Fenugreek and Poppadom Curry
Recipe Type: Main
Prep Time: 
Cook Time: 
Total Time: 
Serves: 2
Fenugreek seeds swell up and become slimy when soaked in water. The gummy substance on the outer covering does not dissolve in water and acts as a mild laxative.
  • ¼ cup Fenugreek seeds
  • 2 large papad or poppadoms
  • 2 tbsp. yogurt
  • 2 tbsp. raisins
  • ½ cup water
  • 2 tbsp. oil
  • 1 tbsp. jaggery/sugar
  • Salt as desired
  • ½ tsp. red chilly powder
  • ¼ tsp. turmeric powder
  • A pinch of asafoetida powder
  1. Wash and soak fenugreek seeds overnight. Beat curd in a bowl and add chilly powder salt, jaggery, raisin and turmeric powder in it.

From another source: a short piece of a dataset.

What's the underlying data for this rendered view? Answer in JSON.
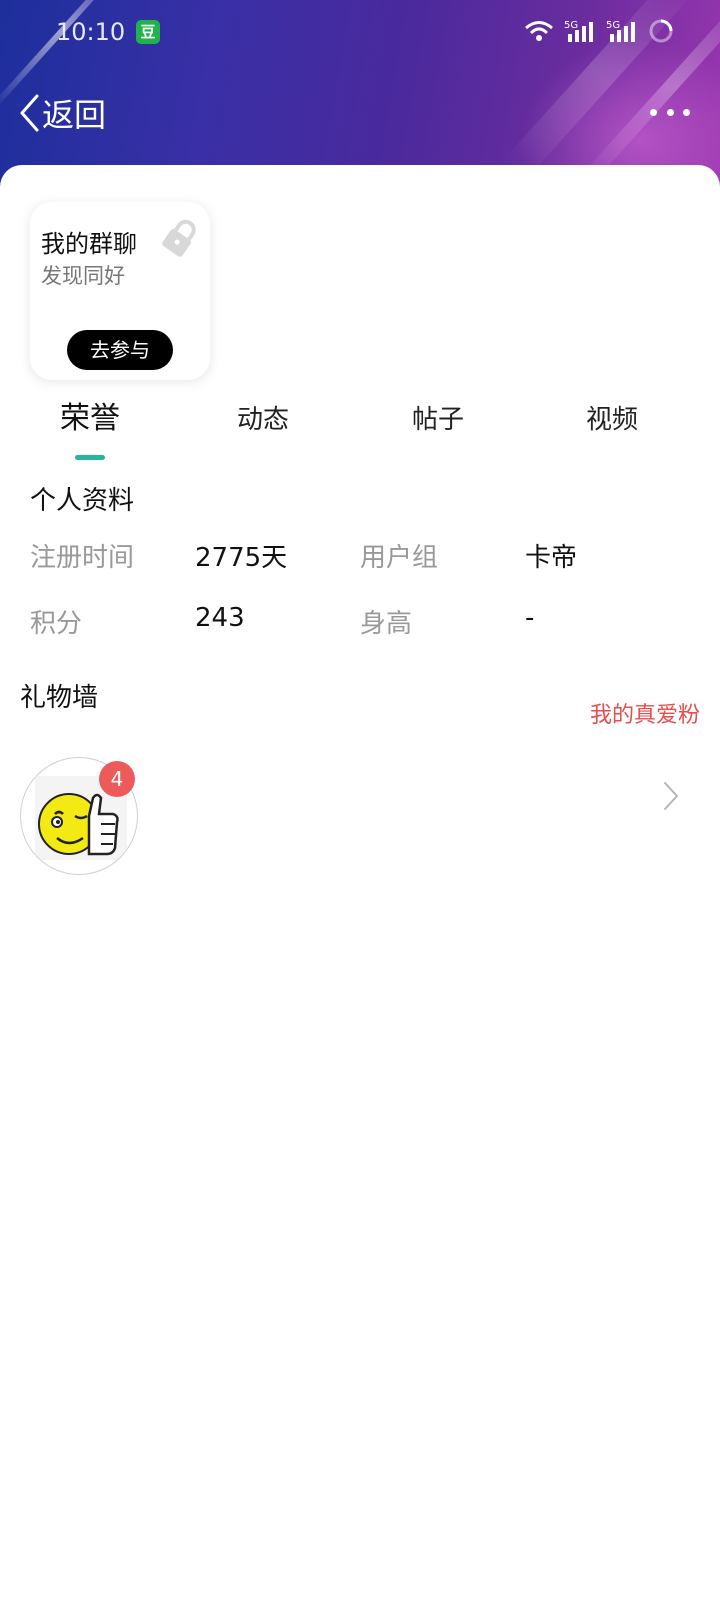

  2. Break the papad into small pieces.
  3. Heat oil in a pan and pour the yogurt mix in it. Cook for a few seconds on low heat and add soaked fenugreek seeds in it. Cook for 2 minutes and add broken papad pieces.
  4. Cook for another 2 minutes or till it reaches to the consistency you require. Add extra water to get gravy or cook further to give it a dry and semi solid consistency.
  5. Add grated jaggery or sugar and serve with hot India flat breads.
Do not overcook the fenugreek seeds, it will make the recipe taste bitter. Use yellow Fenugreek seeds if you cannot get the green variety.